Arrestations et opérations militaires
Selon l’agence de presse palestinienne Wafa, l’armée israélienne a arrêté au moins 20 Palestiniens en Cisjordanie, dont deux enfants et deux femmes. Les arrestations ont eu lieu dans plusieurs gouvernorats, notamment à Naplouse, Ramallah, Hébron et Jénine.
Condamnation internationale
La Jordanie a condamné les nouvelles mesures israéliennes, les qualifiant de « violation flagrante du droit international ». Le ministère jordanien des Affaires étrangères a dénoncé des décisions visant à imposer une nouvelle réalité juridique et administrative dans les territoires occupés, estimant qu’elles compromettent la solution à deux États et le droit du peuple palestinien à établir un État indépendant avec Jérusalem-Est comme capitale.
Amman a également averti que les politiques du gouvernement israélien pourraient aggraver l’instabilité et alimenter les cycles de violence dans la région.
Analyse : un tournant dans la politique territoriale
Des experts estiment que ces mesures affaiblissent le cadre des accords d’Oslo et pourraient marquer un tournant décisif dans la consolidation du contrôle israélien sur l’ensemble de la Cisjordanie. Plusieurs responsables israéliens ont publiquement soutenu ces décisions, les présentant comme une étape affirmant la souveraineté israélienne sur ces territoires.
Contexte régional tendu
Parallèlement, la situation reste instable dans plusieurs zones de la région. Au Liban sud, une frappe israélienne contre un véhicule dans la localité de Yanouh aurait fait trois morts, dont un enfant, selon l’Agence nationale de presse libanaise. L’armée israélienne a affirmé avoir ciblé un membre du Hezbollah.

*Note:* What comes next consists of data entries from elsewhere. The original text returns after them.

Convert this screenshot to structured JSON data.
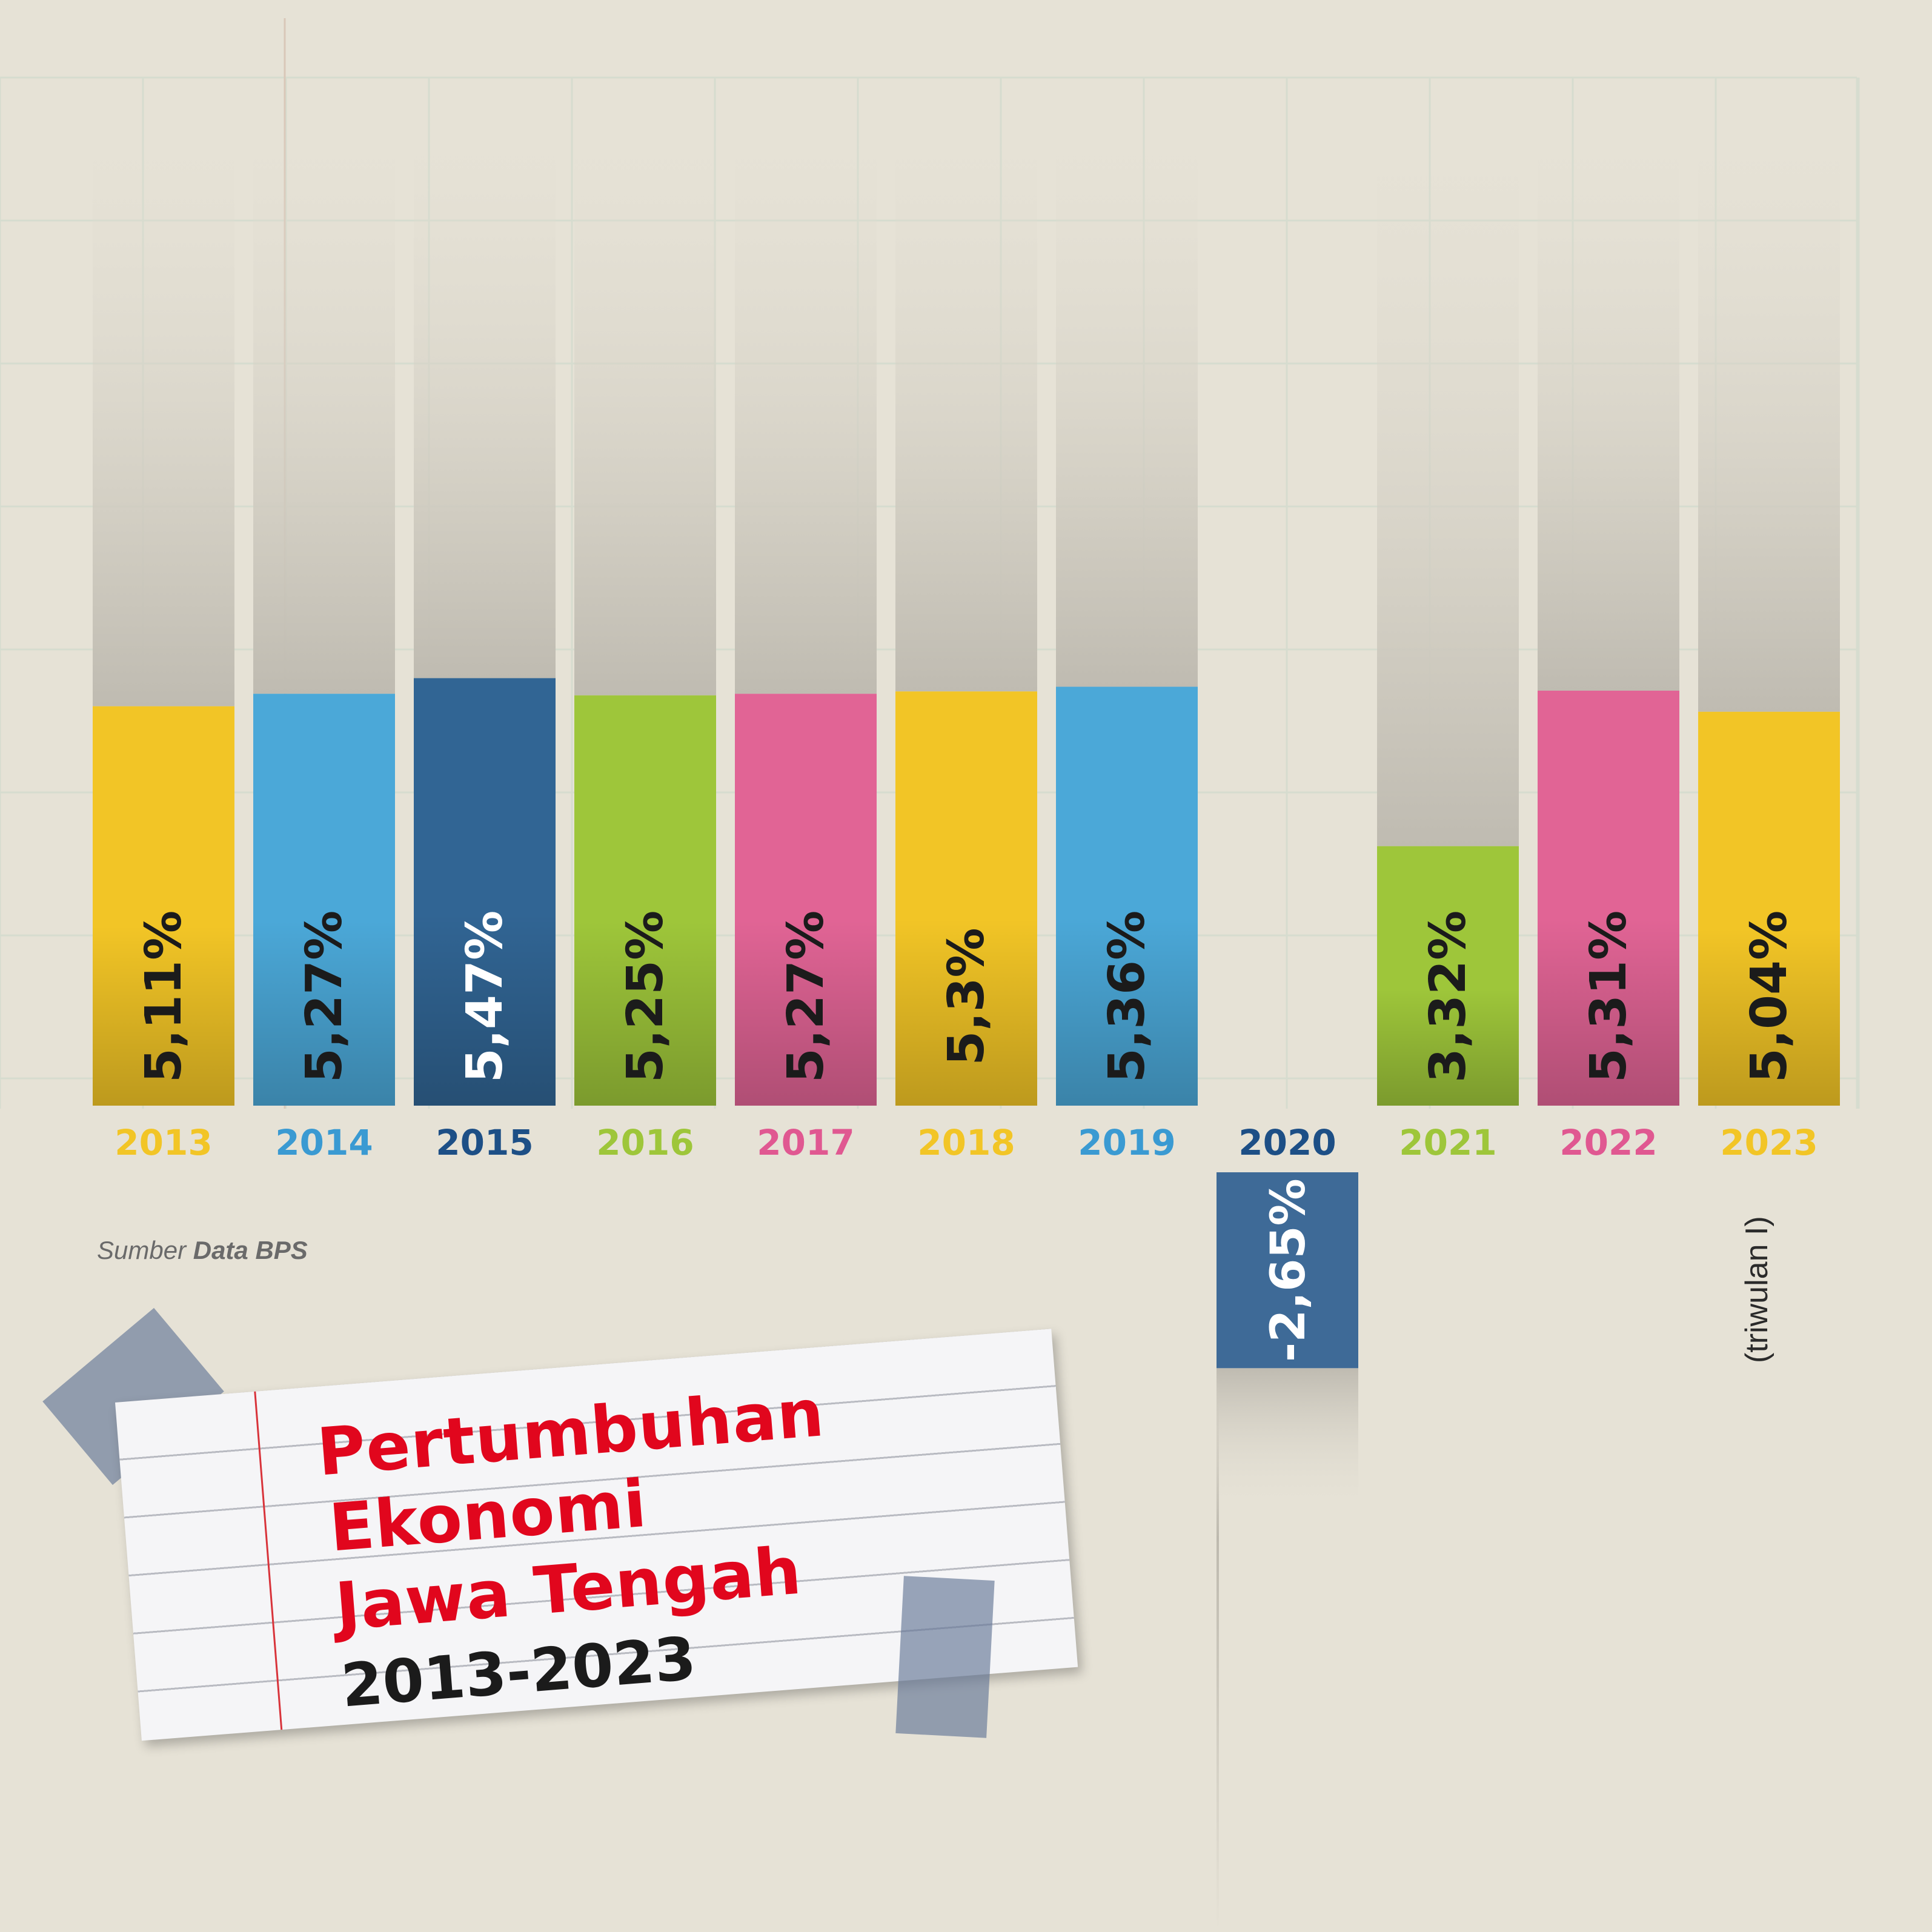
{
  "chart_data": {
    "type": "bar",
    "title": "Pertumbuhan Ekonomi Jawa Tengah",
    "subtitle": "2013-2023",
    "categories": [
      "2013",
      "2014",
      "2015",
      "2016",
      "2017",
      "2018",
      "2019",
      "2020",
      "2021",
      "2022",
      "2023"
    ],
    "values": [
      5.11,
      5.27,
      5.47,
      5.25,
      5.27,
      5.3,
      5.36,
      -2.65,
      3.32,
      5.31,
      5.04
    ],
    "value_labels": [
      "5,11%",
      "5,27%",
      "5,47%",
      "5,25%",
      "5,27%",
      "5,3%",
      "5,36%",
      "-2,65%",
      "3,32%",
      "5,31%",
      "5,04%"
    ],
    "bar_colors": [
      "#f2c526",
      "#4ba8d8",
      "#316594",
      "#9ec63a",
      "#e16495",
      "#f2c526",
      "#4ba8d8",
      "#3e6a97",
      "#9ec63a",
      "#e16495",
      "#f2c526"
    ],
    "year_label_colors": [
      "#f2c526",
      "#3a9ad2",
      "#1d4f86",
      "#9ec63a",
      "#e05891",
      "#f2c526",
      "#3a9ad2",
      "#1d4f86",
      "#9ec63a",
      "#e05891",
      "#f2c526"
    ],
    "value_text_colors": [
      "#1b1b1b",
      "#1b1b1b",
      "#ffffff",
      "#1b1b1b",
      "#1b1b1b",
      "#1b1b1b",
      "#1b1b1b",
      "#ffffff",
      "#1b1b1b",
      "#1b1b1b",
      "#1b1b1b"
    ],
    "grid": true,
    "xlabel": "",
    "ylabel": ""
  },
  "title": {
    "line1": "Pertumbuhan",
    "line2": "Ekonomi",
    "line3": "Jawa Tengah",
    "years": "2013-2023"
  },
  "source": {
    "prefix": "Sumber",
    "name": "Data BPS"
  },
  "note_2023": "(triwulan I)"
}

Le Liban a déposé fin janvier une plainte auprès des Nations unies concernant des violations répétées du cessez-le-feu conclu en novembre 2024.
Manifestations en Australie
La visite du président israélien Isaac Herzog en Australie a suscité d’importantes manifestations. Des milliers de personnes se sont rassemblées à Sydney pour protester contre sa venue, accusant le dirigeant israélien d’être impliqué dans les violences contre les civils à Gaza. Environ 3 000 policiers ont été déployés pour sécuriser la ville durant cette visite officielle.

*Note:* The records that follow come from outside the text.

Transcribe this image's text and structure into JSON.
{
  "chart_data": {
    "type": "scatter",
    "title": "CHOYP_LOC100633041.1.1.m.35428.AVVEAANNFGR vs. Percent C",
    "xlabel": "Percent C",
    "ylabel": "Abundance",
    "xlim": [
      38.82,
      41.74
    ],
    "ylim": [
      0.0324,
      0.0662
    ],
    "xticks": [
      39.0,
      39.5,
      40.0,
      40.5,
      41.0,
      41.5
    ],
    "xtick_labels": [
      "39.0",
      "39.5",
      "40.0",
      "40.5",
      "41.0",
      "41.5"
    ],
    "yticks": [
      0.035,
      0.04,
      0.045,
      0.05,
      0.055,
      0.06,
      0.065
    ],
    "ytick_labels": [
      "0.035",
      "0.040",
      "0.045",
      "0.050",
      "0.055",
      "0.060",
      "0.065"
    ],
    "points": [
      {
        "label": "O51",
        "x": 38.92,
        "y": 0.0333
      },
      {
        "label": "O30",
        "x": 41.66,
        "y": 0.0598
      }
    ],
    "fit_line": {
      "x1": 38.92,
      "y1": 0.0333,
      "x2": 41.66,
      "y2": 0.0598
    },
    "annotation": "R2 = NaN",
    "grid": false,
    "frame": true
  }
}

Situation humanitaire et médicale à Gaza
Dans la bande de Gaza, des patients et blessés continuent d’être évacués vers l’étranger pour recevoir des soins médicaux. Plusieurs ambulances et bus ont quitté l’hôpital de campagne du Croissant-Rouge palestinien à Khan Younès afin de transférer des malades vers l’Italie via le point de passage contrôlé par Israël.
Dans le même temps, des frappes aériennes et des bombardements d’artillerie ont visé des zones à l’est de Khan Younès et de Gaza-ville. Certaines familles ont également pu retrouver leurs proches revenus par le passage de Rafah.
Ces développements s’inscrivent dans un climat régional toujours marqué par de fortes tensions politiques, militaires et humanitaires.
Au moins 72.032 martyrs et 171.661 blessés
L’agression génocidaire sioniste contre la bande de Ghaza a fait 72.032 martyrs et 171.661 blessés, en majorité des femmes et des enfants, depuis le 7 octobre 2023, indique lundi, un nouveau bilan des autorités sanitaires palestiniennes.
Les corps de 5 martyrs et 10 personnes blessées ont été transférés vers les hôpitaux de Ghaza au cours des dernières 24 heures, a précisé la même source, notant que de nombreuses victimes se trouvent encore sous les décombres.
Depuis l’entrée en vigueur du cessez-le-feu, le 10 octobre dernier, 581 Palestiniens sont tombés en martyrs et 1.553 autres ont été blessés, tandis que les corps de 717 martyrs ont été récupérés, ajoutent les autorités sanitaires.